Ihr schandbaren, vermaledeiten Bestien, ist dieß eine menschliche, ich sprich nicht eine christliche oder adliche Wirthschaft? schlug hierauf den Ablaßkrämer mit der Faust zu Boden, griff dann einen Lotterbuben, der am unzüchtigsten war, und wurf ihn also mit voller Gewalt in die Eck, daß er eim alten Junker, so eben einen Becher angesetzt, die Zähne einschlug, den Tisch mit allen was darauf war, umstürzete, und alsbald sich ein überlaut und ungemein Geschreie erhob, in währendem die Umlieger alle widder uf die Beinen sprungen.

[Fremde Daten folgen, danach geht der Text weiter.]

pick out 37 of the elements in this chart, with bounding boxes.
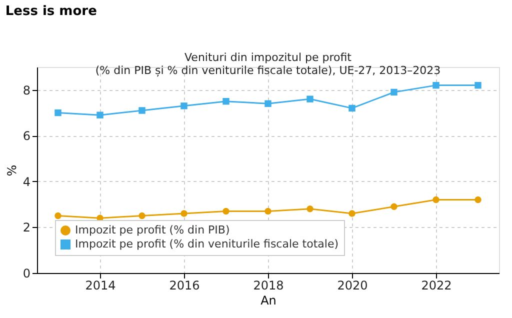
point bbox=[264, 100, 272, 107]
y-tick-label: 2 bbox=[22, 220, 30, 235]
point bbox=[180, 210, 188, 217]
point bbox=[432, 82, 440, 89]
x-axis-title: An bbox=[260, 294, 276, 308]
x-tick-label: 2018 bbox=[253, 278, 284, 292]
point bbox=[138, 107, 146, 114]
point bbox=[180, 102, 188, 110]
chart-title: Less is more bbox=[5, 4, 98, 19]
point bbox=[264, 208, 272, 215]
point bbox=[138, 212, 146, 220]
point bbox=[348, 104, 356, 112]
point bbox=[306, 206, 314, 212]
point bbox=[390, 203, 398, 210]
y-tick-label: 0 bbox=[22, 266, 30, 280]
chart-subtitle: Venituri din impozitul pe profit (% din PIB și % din veniturile fiscale totale), UE-27, 2013–2023 bbox=[95, 51, 441, 77]
y-axis-title: % bbox=[4, 164, 19, 176]
x-tick-label: 2022 bbox=[421, 278, 452, 292]
point bbox=[474, 82, 482, 89]
point bbox=[54, 212, 62, 220]
legend-label: Impozit pe profit (% din PIB) bbox=[75, 224, 230, 236]
x-tick-label: 2016 bbox=[169, 278, 200, 292]
x-tick-label: 2020 bbox=[337, 278, 368, 292]
point bbox=[306, 96, 314, 102]
point bbox=[432, 196, 440, 204]
x-tick-label: 2014 bbox=[85, 278, 116, 292]
point bbox=[222, 208, 230, 215]
y-tick-label: 6 bbox=[22, 129, 30, 144]
point bbox=[54, 109, 62, 116]
y-tick-label: 4 bbox=[22, 174, 30, 189]
point bbox=[474, 196, 482, 204]
point bbox=[96, 112, 104, 118]
point bbox=[390, 88, 398, 96]
y-tick-label: 8 bbox=[22, 83, 30, 98]
point bbox=[222, 98, 230, 105]
point bbox=[348, 210, 356, 217]
legend-label: Impozit pe profit (% din veniturile fiscale totale) bbox=[75, 238, 339, 250]
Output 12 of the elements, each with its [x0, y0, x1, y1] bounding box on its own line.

So wollten sie mich nu greifen, aber meine Wuth war also groß, daß ich mit jedem Backenstreich einen Kerl zu Boden schlug oder doch, daß er zu halbem Boden taumelte, langsam aus dem Saal schreitende. Alldort aber bei der Porten und dicht an der großen Treppen faßeten mich vier steife Gesellen, so stunden und mein warteten, wovon ich alsbald zween ergriff, sie mit den Köpfen zusammenstieß als gewaltig ich kunnte, und sie blutende und brüllende die Treppe niederstürzete. Hiernach die anderen Beeden, und dieweil nu mit erschröcklichem Fluchen und Geschreie immer mehrere kamen, auch mein Zeug schon in Fetzen zerrissen war, sprung ich in die besagte Nische, welche mir Rücken und Seiten gar herrlich deckete, nahm immer wieder 2 Bestien, schmetterte ihnen das Antlitz zusammen, daß es roth wurd, dieweil es für Schaam nicht roth geworden, und polterte sie in den Abgrund nieder. Das währte ein ganz Eck, als ihrer 8 mich also anfielen, daß ein Theil mich in die Haare zausete, ein Theil mit den Zähnen in Händ und Arme biß, ein Theil sich niederwurf und mir die Füße fortziehn wollte, daß ich fallen möchte, ein Theil aber schriee: Waffen, Waffen, daß wir diesen Hund erwürgen!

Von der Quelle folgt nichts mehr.